The UK's leading contractor site. Trusted by over 100,000 monthly visitors

Can a leopard ever change its spots? Or a poodle its perm?

Prime Minister David Cameron has written to ministers requesting all public sector contracts worth over £500 are posted on the internet by January 2011, starting with IT contracts next month. The Treasury has just published the list of public sector projects that are to be cancelled or suspended. It appears that our new government is serious about changing what the public sector does and how it spends money.

And change it must. Many IT contractors, and engineering and other types of contractors, too, for that matter, work for end-user clients that view the public sector as a license to print money. Many contractors working directly for the public sector see suppliers doing just that all the time. This is particularly prevalent in public sector IT, as freelance marketplace PeoplePerHour.com highlighted in a recent report about town hall website spend.

IT contractors currently working on public sector IT programmes frequently tell ContractorCalculator about the shocking waste they witness. Some deliberately move away from cushy public sector clients because they feel working in a non-commercial environment means they lose their edge, which could impact on their future contract prospects.

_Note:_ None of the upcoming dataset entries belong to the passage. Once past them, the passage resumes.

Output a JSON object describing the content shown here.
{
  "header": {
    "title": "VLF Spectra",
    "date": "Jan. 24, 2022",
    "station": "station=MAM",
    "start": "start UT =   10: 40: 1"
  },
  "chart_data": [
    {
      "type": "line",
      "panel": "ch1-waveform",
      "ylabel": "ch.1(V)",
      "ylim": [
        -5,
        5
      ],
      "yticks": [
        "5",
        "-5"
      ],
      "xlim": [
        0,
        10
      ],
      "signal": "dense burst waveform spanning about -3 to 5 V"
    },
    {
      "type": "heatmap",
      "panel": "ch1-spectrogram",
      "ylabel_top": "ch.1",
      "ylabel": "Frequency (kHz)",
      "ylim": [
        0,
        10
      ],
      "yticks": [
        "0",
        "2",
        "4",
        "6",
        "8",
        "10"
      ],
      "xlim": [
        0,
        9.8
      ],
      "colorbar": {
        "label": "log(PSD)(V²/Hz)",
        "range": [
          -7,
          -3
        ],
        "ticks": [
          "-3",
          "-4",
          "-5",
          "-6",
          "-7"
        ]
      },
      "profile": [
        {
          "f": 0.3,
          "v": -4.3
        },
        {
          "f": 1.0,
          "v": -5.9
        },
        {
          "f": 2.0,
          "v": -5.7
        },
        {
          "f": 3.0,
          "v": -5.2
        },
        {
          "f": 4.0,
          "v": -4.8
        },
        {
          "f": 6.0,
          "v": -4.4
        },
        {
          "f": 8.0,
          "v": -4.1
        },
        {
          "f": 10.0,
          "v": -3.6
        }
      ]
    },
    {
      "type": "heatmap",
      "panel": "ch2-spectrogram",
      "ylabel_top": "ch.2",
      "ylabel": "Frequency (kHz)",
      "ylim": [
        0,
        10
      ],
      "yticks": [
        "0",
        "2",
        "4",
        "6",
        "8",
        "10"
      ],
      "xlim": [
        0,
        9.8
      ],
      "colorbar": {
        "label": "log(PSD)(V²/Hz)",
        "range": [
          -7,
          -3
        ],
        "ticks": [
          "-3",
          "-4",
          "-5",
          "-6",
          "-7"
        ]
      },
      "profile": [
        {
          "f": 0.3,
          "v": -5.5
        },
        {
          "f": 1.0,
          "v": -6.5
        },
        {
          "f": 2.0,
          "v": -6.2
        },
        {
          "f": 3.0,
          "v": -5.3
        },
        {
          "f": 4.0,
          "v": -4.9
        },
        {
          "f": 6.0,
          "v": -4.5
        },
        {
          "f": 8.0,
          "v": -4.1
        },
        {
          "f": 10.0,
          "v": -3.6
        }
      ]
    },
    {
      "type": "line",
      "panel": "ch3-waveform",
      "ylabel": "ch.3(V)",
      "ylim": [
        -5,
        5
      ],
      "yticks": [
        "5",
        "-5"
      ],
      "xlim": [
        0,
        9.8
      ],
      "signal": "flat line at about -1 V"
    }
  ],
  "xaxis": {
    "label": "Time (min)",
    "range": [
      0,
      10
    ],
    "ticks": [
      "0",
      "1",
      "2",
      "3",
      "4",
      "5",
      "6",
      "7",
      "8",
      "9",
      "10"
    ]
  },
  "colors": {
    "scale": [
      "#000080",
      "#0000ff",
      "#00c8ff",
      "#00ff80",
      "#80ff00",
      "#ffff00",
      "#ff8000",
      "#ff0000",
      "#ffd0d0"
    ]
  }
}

One recent story told to me by an IT contractor highlights how it will take more than just words from the new government to change an entire culture that has become wasteful and often self-serving. The IT contractor in question was working on a three-month contract for a public sector organisation. Being the skilled professional that she is, she suggested a minor improvement to a system that would automatically generate a particular report and deliver it to the email inbox of the relevant departmental heads. The contractor’s client project manager was horrified, and instructed the contractor not undertake the improvement. On asking the client why, she was told: “Betty manually generates and circulates the report. If that's automated, then Betty has nothing to do.”

This particular public sector client is by no means alone. I am told variations of this story repeatedly, and IT improvements that could vastly increase efficiency in public sector organisations are frequently rejected by public sector managers to safeguard a ‘make-work’ job. The private sector is a long way from being perfect, but in a commercial organisation, when efficiency gains are made, it’s generally the headcount that gets cut because people are expensive. How is our government going to achieve the efficiency gains required to maintain frontline services whilst cutting costs, when they’re facing a culture that actively acts against productivity improvements to keep people in work?

Let’s hope that Messrs Cameron, Clegg and Osborne can un-perm our public sector poodles, unleashing the leopards within that can rid us of the rip-off, make-work culture that gives public servants an all-too-often unjustified bad name.